DNF Book Review: Clover

Title: Clover

Author: Nicole Kilpatrick

Pub. Date: December 1, 2021

Pages: 270

Pub: Fire & Ice Young Adult Books

Genre: YA Fantasy

Rating: ⭐️.5 (DNF @ 56%)


Clover is a Young Adult Fantasy novel that reimagines the leprechaun trope, depicting them as handsome, powerful fairies—and not the little mischievous sprites of lore. It’s an adventure and a love story which touches on the themes of luck, coming of age, and crossing worlds.

When a handsome leprechaun reveals himself to Clover O’Leary on her eighteenth birthday, she is faced with three hard facts. One: he is the reason for her remarkably charmed life; Two: her luck has now taken a turn for the worse. Three: her name is a curse; a malicious gift from the powerful leprechaun who named her while she was still in the womb.

In order to get her life back and undo the evil spell, she must travel to Ireland to seek the only creature who may be able to help: the Seelie Queen. With her intriguing leprechaun in tow, Clover crosses into the Faerie Realm, where fairies and mythical creatures abound and where finding her luck may ultimately lead to finding her love.


This will be a spoiler free review. Thank you to NetGalley and the Publisher for gifting me a copy in exchange for an honest review.

I thought I was going to really enjoy this. Based on the synopsis, I was almost guaranteed to love it. Unfortunately, I didn’t end up finishing it and had to DNF at 56%. I couldn’t force myself to finish a book where I cared about nothing that was happening.

I’m supposed to care about Clover and her bad luck, but I didn’t. As the reader, I’m left completely in the dark to the scheming going on, and why the antagonist needed to use Clover. And because of this, I didn’t care.

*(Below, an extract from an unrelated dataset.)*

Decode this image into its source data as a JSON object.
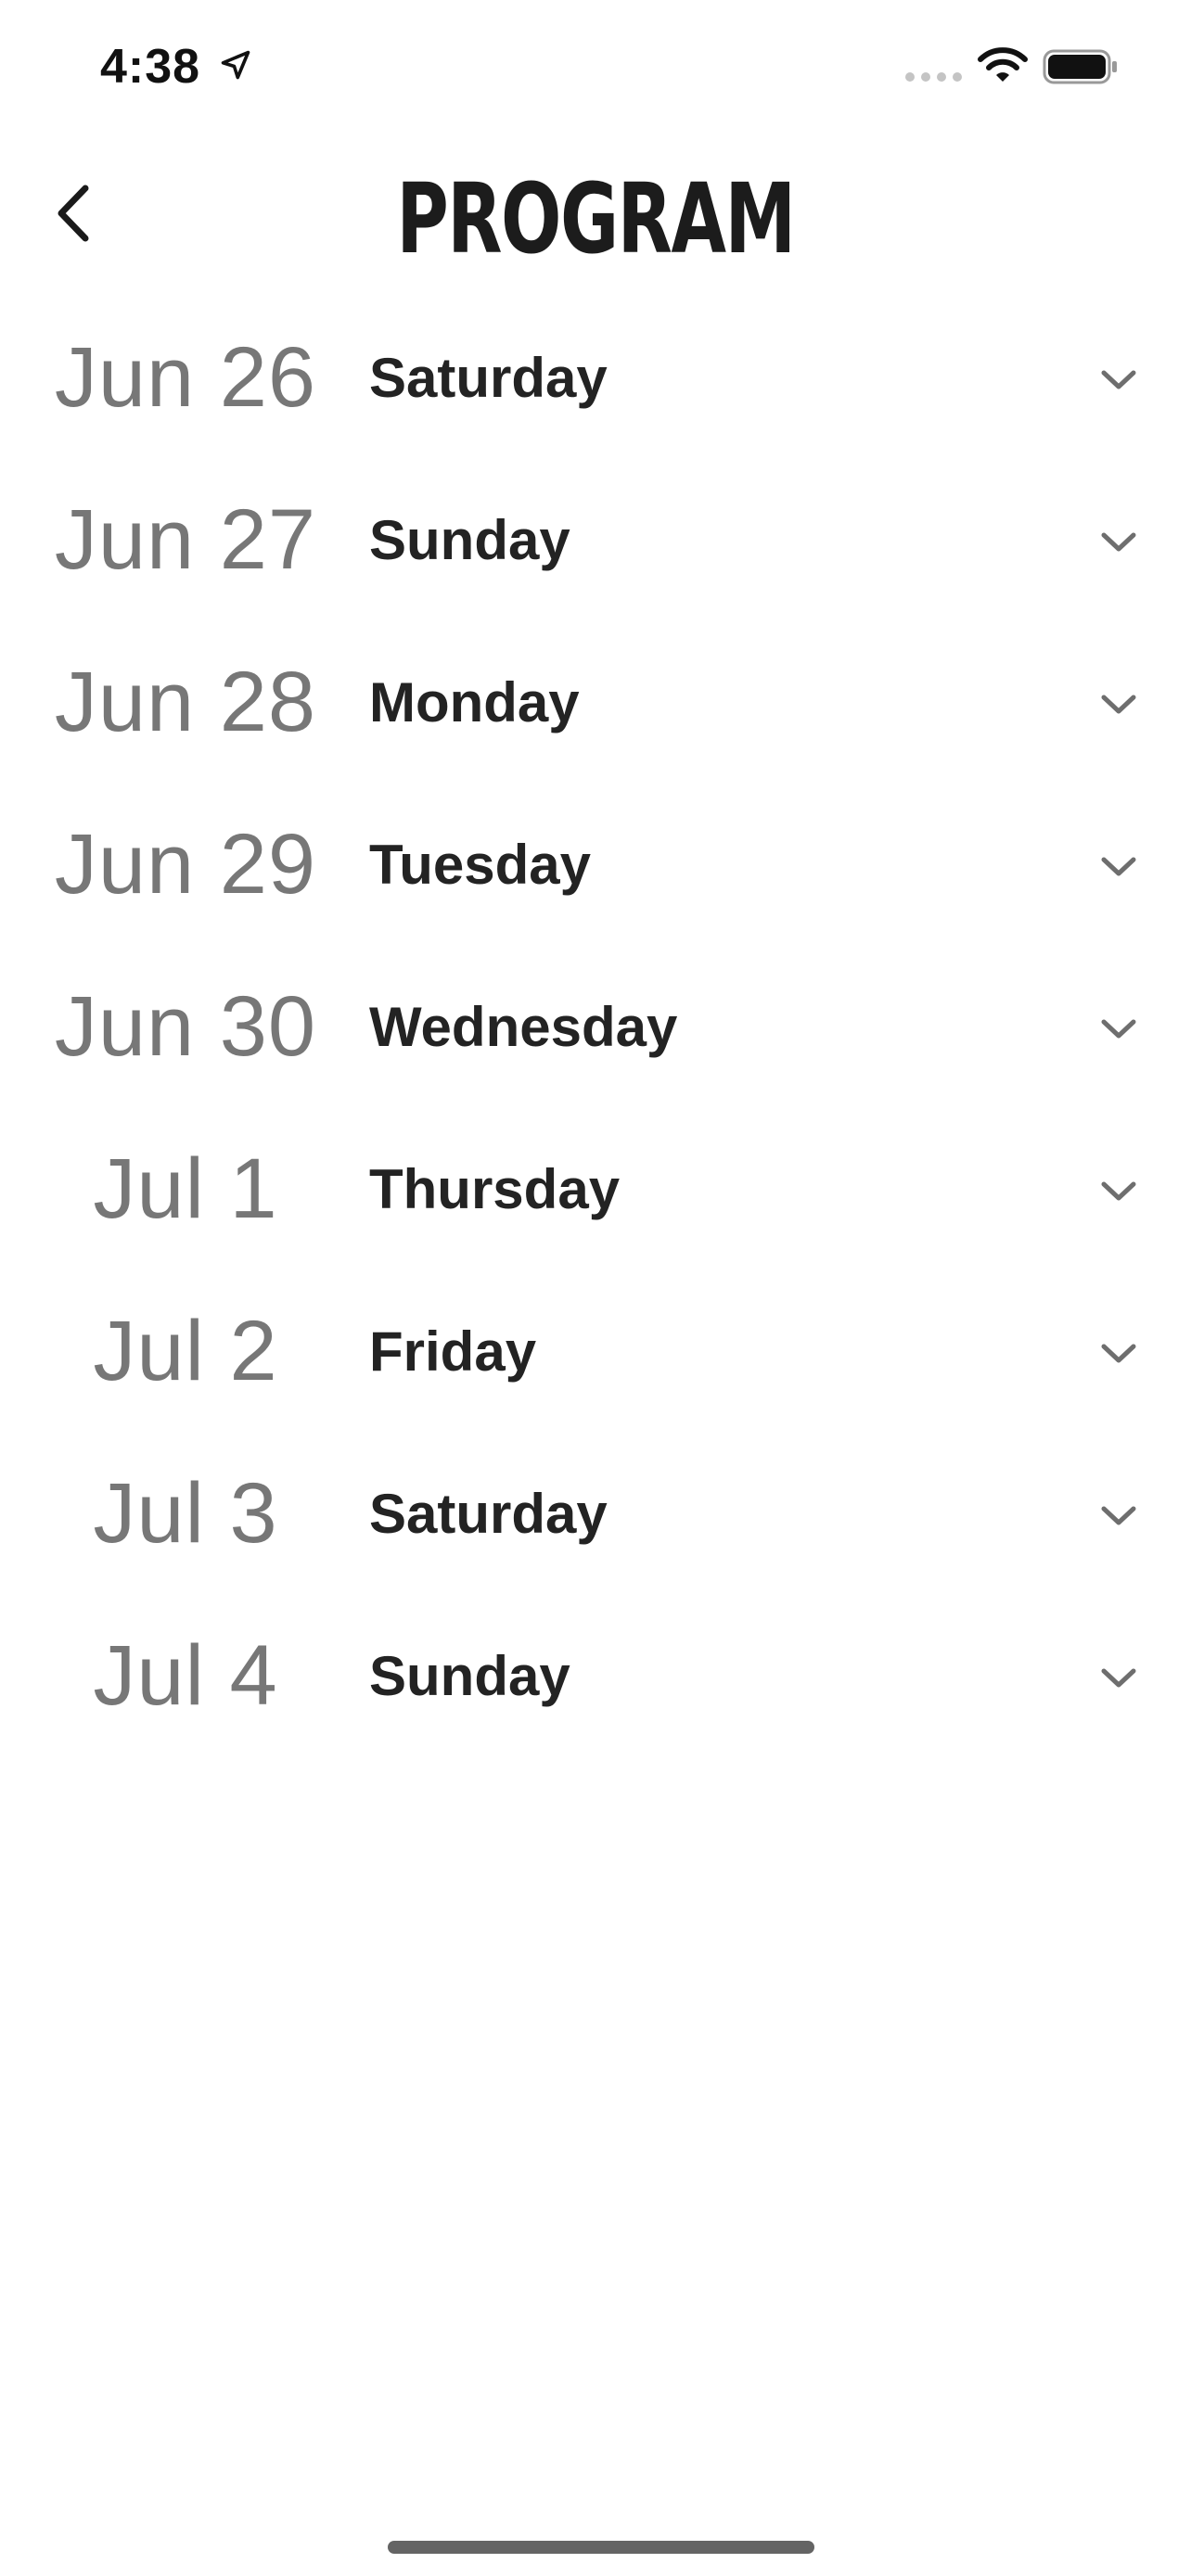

Then you have Finn, and if he’d been secretly pining over Clover for years, or whatever, I might believe his desire to save her, but he legit just switches sides, and then out of the “goodness of his heart” wants to save her.

I’m sorry, it’s been 18 years, and you never once thought to question anything? All other “assignments” were short lived, but this one 18 year one, you don’t even bother questioning? You just take orders like a good little soldier?

Nope.

Finn just didn’t work for me. He was charming and dashing and good-looking and apparently the best soldier ever, but like, so what? That’s not a personality and he had none. So, I didn’t care about his reasoning.

And every character interaction was too handsy and peppy, even after a first meeting. Like, everyone was just incredibly happy and go-lucky and had the energy of the Leprechaun on the box of Lucky Charms.

Due to the lack of emotional weights for anything in this book, I just didn’t care. I was reading chapters and scenes, moving on the next one and promptly forgetting what had just happened. Everything happened so easily. Besides Clover losing her luck, and a bought of the munchies, there are basically no hardships. And the few that there are, are magically solved.

Since I didn’t end up finishing the novel, I can’t speak for the ending, so maybe it gets better. But I kept re-reading the same lines, paragraphs and pages over and over, and in the end, I had to make the tough call.

I wish I’d enjoyed this, and I thought I was going to. But when I don’t care about the characters or what’s happening in the book…it’s hard to force myself to continue.

If you’ve read this book, and finished it, let me know!